Midterm Flashcards
What are the data types associated with Big Data?
Structured (tabular data), semi-structured (XML files), and unstructured (text, audio,
video, images) data are all associated with Big Data.
Which statement best describes small data?
Small data is available in limited quantities that humans can easily interpret with little or no digital processing.
Which of the following capabilities are quantifiable advantages of distributed processing?
- You can add and remove execution nodes as and when required, significantly reducing infrastructure costs.
- Since problem instructions are executed on separate execution nodes, memory and processing requirements are low even while processing large volumes of data.
- Parallel processing can process Big Data in a fraction of the time compared to linear processing.
- Parallel processing foxes and executes errors logically without impacting other nodes.
Which of these statements describes Big Data?
- Data generates in huge volumes and can be structures, semi-structured, or unstructured.
- Big data arrives continuously at enormous speed from multiple sources.
- Big data is mostly located in storage within enterprises and data centers.
Which of the following capabilities are quantifiable advantages of parallel processing?
Parallel processing can process Big Data in a fraction of the time compared to linear processing.
What is vertical scaling and horizontal scaling?
- Vertical scaling improves the current system. Bigger computer.
- Horizontal scaling adds more systems. Having more computers.

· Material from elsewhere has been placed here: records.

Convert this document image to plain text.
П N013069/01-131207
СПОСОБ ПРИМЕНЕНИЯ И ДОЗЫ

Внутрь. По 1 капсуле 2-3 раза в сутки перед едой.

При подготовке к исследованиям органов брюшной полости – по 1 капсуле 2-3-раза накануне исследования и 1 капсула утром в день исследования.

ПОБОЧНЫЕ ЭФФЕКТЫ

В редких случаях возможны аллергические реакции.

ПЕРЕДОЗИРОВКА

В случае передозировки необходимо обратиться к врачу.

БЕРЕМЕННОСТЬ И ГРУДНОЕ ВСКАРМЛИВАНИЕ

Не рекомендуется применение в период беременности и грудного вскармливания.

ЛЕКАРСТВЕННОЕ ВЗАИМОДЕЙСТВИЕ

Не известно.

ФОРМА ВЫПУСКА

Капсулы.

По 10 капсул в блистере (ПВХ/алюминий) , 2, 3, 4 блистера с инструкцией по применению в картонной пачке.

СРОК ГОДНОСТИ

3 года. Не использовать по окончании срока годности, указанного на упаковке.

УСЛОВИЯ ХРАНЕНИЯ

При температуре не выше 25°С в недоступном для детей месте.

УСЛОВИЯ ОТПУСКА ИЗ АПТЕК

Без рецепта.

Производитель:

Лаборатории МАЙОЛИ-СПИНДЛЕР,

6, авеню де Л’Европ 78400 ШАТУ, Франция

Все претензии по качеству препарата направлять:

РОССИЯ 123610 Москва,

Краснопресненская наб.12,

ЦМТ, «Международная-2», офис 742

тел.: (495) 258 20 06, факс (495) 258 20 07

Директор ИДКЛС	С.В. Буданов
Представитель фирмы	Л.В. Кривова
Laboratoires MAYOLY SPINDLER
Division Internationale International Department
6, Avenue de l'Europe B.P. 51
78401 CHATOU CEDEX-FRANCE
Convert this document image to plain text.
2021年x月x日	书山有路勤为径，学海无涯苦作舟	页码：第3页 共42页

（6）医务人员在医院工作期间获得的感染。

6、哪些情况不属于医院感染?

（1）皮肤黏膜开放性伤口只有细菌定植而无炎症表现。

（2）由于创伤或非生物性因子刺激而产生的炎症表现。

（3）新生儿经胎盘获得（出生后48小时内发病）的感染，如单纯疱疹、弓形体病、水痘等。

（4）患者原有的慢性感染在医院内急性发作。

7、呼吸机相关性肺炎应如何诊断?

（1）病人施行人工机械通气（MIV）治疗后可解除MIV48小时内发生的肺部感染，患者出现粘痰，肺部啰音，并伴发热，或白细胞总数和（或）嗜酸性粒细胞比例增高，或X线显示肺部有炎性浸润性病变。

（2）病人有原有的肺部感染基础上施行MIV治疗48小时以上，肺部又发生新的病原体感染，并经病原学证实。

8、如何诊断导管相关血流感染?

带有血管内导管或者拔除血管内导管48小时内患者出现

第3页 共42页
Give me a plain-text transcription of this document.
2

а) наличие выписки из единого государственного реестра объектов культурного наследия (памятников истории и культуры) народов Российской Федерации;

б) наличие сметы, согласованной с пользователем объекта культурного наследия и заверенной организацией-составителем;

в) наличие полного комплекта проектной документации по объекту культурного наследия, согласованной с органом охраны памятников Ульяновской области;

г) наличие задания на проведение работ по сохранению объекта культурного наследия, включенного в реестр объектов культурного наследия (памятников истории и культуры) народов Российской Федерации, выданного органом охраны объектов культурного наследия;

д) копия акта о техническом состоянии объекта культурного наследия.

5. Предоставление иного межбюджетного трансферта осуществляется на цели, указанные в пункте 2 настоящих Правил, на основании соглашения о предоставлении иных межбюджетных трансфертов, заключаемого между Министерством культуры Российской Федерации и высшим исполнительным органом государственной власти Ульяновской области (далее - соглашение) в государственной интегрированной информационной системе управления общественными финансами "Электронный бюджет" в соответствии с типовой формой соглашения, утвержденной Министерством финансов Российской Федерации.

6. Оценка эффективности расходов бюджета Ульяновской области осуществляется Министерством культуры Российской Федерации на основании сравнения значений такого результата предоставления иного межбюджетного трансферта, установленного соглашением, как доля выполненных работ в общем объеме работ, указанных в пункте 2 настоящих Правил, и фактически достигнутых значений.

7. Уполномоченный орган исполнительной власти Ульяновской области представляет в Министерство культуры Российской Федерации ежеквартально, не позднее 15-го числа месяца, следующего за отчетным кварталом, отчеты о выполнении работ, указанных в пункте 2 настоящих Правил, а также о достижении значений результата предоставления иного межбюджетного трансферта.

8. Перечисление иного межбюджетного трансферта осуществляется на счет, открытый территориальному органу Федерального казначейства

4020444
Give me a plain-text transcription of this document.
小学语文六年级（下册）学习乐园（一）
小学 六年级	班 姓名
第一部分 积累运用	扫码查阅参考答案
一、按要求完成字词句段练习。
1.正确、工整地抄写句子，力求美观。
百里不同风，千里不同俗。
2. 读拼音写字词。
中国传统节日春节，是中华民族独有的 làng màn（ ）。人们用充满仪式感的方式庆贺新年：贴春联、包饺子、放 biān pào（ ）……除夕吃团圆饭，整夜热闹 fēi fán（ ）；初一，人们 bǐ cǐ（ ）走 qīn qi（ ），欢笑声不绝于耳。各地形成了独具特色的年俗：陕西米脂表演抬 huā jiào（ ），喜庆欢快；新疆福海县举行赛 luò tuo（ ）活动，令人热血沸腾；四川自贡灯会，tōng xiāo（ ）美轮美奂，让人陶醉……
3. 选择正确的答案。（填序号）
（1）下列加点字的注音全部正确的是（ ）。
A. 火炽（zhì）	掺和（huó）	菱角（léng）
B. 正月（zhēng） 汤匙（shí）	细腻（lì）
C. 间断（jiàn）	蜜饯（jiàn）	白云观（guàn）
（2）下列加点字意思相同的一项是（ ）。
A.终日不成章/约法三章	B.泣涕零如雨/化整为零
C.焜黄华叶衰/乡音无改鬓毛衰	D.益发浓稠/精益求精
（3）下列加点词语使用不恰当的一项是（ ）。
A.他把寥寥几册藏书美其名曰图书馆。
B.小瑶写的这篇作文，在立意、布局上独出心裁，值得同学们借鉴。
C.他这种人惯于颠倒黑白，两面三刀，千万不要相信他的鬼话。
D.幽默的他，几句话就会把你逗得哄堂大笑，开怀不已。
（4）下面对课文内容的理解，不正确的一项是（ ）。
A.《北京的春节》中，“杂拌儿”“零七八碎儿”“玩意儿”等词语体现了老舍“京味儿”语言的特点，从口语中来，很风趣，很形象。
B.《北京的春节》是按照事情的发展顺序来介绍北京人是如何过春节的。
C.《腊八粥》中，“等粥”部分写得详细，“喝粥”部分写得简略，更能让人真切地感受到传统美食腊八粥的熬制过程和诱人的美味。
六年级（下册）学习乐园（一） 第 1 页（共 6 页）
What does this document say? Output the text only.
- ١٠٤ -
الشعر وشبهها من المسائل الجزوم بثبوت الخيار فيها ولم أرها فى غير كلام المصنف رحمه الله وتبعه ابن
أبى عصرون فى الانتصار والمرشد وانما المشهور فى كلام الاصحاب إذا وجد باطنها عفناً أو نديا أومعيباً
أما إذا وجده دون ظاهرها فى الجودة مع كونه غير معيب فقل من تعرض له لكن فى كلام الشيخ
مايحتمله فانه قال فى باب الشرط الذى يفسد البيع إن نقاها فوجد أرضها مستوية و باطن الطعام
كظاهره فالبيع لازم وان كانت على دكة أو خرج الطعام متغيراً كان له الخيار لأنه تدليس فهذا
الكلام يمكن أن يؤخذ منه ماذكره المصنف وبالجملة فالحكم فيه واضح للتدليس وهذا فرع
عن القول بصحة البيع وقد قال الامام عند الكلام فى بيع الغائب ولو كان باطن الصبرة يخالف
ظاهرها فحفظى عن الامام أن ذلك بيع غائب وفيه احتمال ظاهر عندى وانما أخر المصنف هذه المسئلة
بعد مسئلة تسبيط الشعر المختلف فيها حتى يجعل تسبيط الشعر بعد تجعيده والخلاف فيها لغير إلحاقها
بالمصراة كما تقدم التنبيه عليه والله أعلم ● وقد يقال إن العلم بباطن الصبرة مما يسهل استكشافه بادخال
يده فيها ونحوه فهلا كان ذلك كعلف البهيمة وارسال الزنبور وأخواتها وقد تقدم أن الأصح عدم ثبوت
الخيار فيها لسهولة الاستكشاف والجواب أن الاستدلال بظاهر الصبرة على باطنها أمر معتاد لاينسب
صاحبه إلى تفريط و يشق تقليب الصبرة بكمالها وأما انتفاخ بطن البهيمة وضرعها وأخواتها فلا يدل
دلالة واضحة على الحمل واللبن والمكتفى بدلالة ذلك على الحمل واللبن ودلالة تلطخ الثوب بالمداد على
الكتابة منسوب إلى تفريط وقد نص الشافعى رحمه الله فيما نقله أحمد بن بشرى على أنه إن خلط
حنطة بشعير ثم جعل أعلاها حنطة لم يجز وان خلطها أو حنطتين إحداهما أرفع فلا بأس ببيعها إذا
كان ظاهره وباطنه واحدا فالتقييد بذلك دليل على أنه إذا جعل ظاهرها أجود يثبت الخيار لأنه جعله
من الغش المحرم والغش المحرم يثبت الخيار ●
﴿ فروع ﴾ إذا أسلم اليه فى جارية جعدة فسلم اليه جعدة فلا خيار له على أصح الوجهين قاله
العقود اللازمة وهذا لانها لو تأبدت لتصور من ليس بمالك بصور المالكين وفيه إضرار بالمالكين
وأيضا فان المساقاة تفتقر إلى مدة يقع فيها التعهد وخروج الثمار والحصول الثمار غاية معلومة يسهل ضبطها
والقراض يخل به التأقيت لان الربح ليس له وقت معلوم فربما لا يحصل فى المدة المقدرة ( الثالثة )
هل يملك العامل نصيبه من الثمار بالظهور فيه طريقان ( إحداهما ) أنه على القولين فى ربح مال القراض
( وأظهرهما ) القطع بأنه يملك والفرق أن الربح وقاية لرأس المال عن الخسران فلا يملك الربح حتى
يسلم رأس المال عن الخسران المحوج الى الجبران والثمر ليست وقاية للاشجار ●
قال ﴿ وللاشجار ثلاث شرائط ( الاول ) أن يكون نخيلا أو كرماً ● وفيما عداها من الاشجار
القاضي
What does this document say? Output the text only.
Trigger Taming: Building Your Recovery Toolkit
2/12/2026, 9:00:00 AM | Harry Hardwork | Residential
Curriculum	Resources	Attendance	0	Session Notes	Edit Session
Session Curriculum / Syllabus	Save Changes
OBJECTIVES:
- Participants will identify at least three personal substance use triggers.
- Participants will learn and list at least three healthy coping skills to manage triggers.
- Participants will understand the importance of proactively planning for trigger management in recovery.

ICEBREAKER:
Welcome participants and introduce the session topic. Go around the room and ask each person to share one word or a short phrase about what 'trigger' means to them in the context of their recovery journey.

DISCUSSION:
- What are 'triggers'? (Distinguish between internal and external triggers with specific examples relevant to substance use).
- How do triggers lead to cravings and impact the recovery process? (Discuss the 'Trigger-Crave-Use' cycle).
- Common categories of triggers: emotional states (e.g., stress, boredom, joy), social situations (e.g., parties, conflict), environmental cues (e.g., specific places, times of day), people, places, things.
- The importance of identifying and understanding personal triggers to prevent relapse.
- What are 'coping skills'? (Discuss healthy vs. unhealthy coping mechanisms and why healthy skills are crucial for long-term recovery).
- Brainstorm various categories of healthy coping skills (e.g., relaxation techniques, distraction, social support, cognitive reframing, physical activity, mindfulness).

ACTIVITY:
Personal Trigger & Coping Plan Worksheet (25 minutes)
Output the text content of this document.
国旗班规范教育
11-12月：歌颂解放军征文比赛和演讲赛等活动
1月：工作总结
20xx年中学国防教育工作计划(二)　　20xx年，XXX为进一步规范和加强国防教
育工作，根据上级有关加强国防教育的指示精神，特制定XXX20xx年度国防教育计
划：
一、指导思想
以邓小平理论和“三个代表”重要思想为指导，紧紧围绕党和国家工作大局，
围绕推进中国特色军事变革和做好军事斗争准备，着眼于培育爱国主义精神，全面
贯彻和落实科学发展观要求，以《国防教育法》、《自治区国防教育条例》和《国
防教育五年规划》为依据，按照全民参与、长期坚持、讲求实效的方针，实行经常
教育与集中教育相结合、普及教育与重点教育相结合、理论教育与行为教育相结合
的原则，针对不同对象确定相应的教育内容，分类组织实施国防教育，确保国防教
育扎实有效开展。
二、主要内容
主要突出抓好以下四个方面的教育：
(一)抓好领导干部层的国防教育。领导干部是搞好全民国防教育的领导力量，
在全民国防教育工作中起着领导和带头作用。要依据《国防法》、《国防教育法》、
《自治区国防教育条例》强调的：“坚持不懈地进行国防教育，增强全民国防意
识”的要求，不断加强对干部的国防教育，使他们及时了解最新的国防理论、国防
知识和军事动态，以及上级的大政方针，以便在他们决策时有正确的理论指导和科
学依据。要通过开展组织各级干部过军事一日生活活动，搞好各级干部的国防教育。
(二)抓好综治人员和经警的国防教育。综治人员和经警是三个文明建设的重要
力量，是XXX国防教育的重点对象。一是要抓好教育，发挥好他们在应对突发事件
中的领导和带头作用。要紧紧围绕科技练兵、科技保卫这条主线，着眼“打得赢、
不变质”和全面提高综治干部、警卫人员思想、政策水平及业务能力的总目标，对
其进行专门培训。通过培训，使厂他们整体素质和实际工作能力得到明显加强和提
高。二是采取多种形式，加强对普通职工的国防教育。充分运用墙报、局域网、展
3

What is Big data? Why does it matter?
- Everything we do is increasingly leaving a digital trace ( or data) which we can use and analyze to become smarter. It’s the entire process, not just the data itself, it is a process.
- It matters because it’s the future. Data is being collected all around us all the time and we can use it to improve our lives.
Which of the following statements about Hadoop are true?
- Collection of computers working together at the same time to perform tasks.
- Hadoop allows for running applications on clusters.
- Process massive amount of data in distributed files systems that are linked together.
- Set of open-source programs and procedures which can be used as the framework for Big Data operation.
MapReduce is a programming model used in Hadoop for processing Big Data. Its also a processing technique for what?
Distributed computing
Which of the following key features of HDFS ensure against data loss?
Replication
What are the components of a Hadoop 1 Architecture(before 2014)?
HDFS and MapReduce
All of the following accurately describe Hadoop, Except?
- Open source
- Java based
- Real Time
- Distributed Computing Approach
Answer:
- Real Time
Which of the following is a component of Hadoop?
- YARN
- HDFS
- MapReduce
Namenode keeps metadata in?
HDFS
Which of the following is a data processing engine for Hadoop Framework?
MapReduce
In which language can you code in Hadoop?
Java
Hadoop can be deployed on commodity servers, which provides low-cost processing as well as storage of unstructured, huge volume of data.
True
Which of the following manages the resources among all the applications running in a Hadoop cluster?
YARN
What are the main Hadoop components in Hadoop 2 and Hadoop 3? What functions do they perform?
- YARN - Cluster Management
- HDFS - Manages the storage of data
- MapReduce - Framework to process data.